Mike Mitchell, già dietro la macchina da presa anche di Trolls, riesce a dare il meglio di sé nella parte animata e nelle sequenze action, che utilizzano la tecnica mista tra animazione tradizionale pittorica e 3D digitale come iniziato nel Gatto con gli Stivali 2, piuttosto che in quella narrativa. L’animazione è infatti la vera forza di Kung Fu Panda 4 piuttosto che la storia e l’evoluzione di Po, già vista in altri frangenti. Soprattutto nelle scene di combattimento, la pellicola mostra i muscoli, e meno male dato che si tratta del corrispettivo animato dei film sulle arti marziali come Karate Kid e affini.

Storia di due padri

L’aspetto che più aveva colpito del terzo film, oltre all’animazione dinamica, era la figura del padre biologico ritrovato di Po, Li Shan (Bryan Cranston) mettendo al centro le figure di due padri, insieme a quello adottivo Mr. Ping (James Hong) – quando solitamente vi è la controparte femminile – che devono trovare un equilibrio per crescere insieme il proprio figlio.
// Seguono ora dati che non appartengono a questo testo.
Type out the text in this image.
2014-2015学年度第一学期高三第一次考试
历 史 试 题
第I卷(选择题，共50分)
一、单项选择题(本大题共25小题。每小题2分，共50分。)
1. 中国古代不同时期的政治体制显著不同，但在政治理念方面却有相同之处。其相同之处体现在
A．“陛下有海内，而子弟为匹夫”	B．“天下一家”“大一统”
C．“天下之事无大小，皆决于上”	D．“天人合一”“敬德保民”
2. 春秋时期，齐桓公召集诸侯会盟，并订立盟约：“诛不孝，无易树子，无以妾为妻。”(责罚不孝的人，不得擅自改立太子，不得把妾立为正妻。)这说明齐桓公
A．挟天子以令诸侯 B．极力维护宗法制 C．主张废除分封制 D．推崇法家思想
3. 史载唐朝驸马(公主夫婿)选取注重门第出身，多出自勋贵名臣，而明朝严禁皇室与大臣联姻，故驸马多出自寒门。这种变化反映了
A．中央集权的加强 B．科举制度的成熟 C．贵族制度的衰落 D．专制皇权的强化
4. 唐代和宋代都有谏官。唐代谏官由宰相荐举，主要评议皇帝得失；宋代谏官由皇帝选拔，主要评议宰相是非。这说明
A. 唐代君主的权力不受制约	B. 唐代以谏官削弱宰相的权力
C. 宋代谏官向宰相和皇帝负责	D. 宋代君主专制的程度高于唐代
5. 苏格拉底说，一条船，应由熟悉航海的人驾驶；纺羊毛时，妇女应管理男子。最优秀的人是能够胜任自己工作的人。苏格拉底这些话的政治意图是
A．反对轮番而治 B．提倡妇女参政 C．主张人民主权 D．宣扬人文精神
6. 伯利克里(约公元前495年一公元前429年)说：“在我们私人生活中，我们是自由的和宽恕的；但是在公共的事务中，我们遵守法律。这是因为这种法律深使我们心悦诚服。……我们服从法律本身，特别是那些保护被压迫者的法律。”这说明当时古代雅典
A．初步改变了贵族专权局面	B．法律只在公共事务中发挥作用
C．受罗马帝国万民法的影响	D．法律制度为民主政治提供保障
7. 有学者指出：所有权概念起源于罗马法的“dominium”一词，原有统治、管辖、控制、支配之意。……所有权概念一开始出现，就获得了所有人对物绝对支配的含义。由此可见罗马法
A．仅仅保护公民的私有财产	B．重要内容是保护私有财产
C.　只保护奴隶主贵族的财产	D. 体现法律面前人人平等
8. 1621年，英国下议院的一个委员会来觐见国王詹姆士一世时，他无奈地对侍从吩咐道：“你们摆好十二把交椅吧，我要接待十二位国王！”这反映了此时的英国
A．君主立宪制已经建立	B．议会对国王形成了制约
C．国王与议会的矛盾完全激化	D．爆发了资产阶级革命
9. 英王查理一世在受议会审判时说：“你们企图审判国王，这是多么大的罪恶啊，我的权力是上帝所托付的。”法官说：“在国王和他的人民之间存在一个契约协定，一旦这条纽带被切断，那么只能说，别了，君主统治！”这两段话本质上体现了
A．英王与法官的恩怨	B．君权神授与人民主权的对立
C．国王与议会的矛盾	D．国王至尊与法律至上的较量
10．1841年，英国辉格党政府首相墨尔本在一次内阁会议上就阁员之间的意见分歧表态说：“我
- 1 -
Ebbene, una delle forze del film è sicuramente il dinamico duo, oramai rodato, che ancora una volta si mette sulle tracce del figliol prodigo per provare ad aiutarlo nella sua missione, proponendo le sequenze più esilaranti della pellicola.

Nascita di un eroe

Nel chiudere (almeno per il momento) la saga il film vuole ricordarci che, per parafrasare Ratatouille, “non tutti possono essere dei grandi eroi, ma un grande eroe può celarsi in ognuno di noi”. Questa è la lezione più importante che Po imparerà in quest’avventura, e noi con lui.

60
Kung Fu Panda 4
Recensione di Federico Vascotto

Chiudiamo la recensione di Kung Fu Panda 4 confermando come si tratti di un capitolo divertente ma che non porta purtroppo nulla di nuovo alla saga o a quelle supereroistiche e di arti marziali. Ottima l’animazione mista, soprattutto nelle sequenze in combattimento, e valide la new entry Zhen e la villain Camaleonte, ma la trama risulta vista e rivista.

ME GUSTA
  • L’animazione dinamica.
  • La new entry truffaldina Zhen.
  • La villain Camaleonte e il suo potere mutaforma.
FAIL
  • Il tema dell'eredità già visto.
  • Po deve scegliere un successore ma sembra ancora agli inizi.
  • Tutta la parte narrativa risulta già affrontata e senza guizzi.